In North Carolina, district attorneys can call for the death penalty if one or more aggravating factors are present in the case, according to Woodall. Aggravating factors include if the murder was especially cruel, if the murder was committed for financial gain and if the murder was committed during the commission of another felony, such as robbery or drug dealing. There are 11 aggravating factors recognized by the state.

“Once you find an aggravating circumstance, jurors have virtually unlimited discretion as to whether to spare a defendant's life or sentence him or her to die,” Dunham said.

In many places, views of homosexuality and LGBT rights have progressed in the last decade. According to a 2014 Pew Research survey, 62 percent of Americans said homosexuality should be accepted by society, compared to 46 percent in 1994.

And Robinson argues that even if society has progressed, these biases were certainly true at the time of many LGBT inmates’ convictions.
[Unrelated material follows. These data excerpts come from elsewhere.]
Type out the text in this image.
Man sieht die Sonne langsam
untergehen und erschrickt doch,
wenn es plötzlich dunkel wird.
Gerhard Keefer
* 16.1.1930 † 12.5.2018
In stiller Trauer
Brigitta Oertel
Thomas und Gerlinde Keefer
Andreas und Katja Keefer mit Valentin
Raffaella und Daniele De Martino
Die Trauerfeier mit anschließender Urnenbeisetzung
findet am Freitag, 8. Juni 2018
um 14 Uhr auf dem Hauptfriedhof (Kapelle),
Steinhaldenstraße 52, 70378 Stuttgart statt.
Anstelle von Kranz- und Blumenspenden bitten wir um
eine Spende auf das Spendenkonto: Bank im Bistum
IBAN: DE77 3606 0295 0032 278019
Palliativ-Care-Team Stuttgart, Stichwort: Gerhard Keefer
“And they’re still in prison.”

Data on discrimination

Dunham and other death penalty experts emphasize that there is no thorough data on discrimination against LGBT individuals facing the death penalty. The sexual orientations of defendants and victims are not tracked. Robinson’s research is all based on individual case studies.

UNC professor Frank Baumgartner, a death penalty expert, said in an email that there are data on the race, gender, age and other factors about those who are executed.

Baumgartner’s research has shown that the race and gender of the defendant and victim both play a part in death penalty sentences. For example, between 1976 and 2008 in North Carolina, 42 percent of all homicide victims were black males. But black males accounted for only 4 percent of the victims of those executed, while 43 percent of the victims of those executed were white females.

It is also rare to find women on death row. Baumgartner said in an email that nationwide, females account for about 10 percent of homicide offenders, yet just 1 percent of those executed.

“They tend to be executed for crimes against family members, whereas men are more often executed for crimes against strangers,” Baumgartner said in an email.

According to the Death Penalty Information Center, there have been 43 executions in North Carolina since 1976. The last execution was carried out in 2006. Currently, there are 157 inmates on death row in North Carolina, including four women.

Kleinschmidt said extreme circumstances such as a murder trial can bring out implicit biases, such as racism, sexism and homophobia.

“We’re not any closer to ridding the criminal justice system of anti-gay bias than we are ridding the criminal justice system of racial bias,” he said.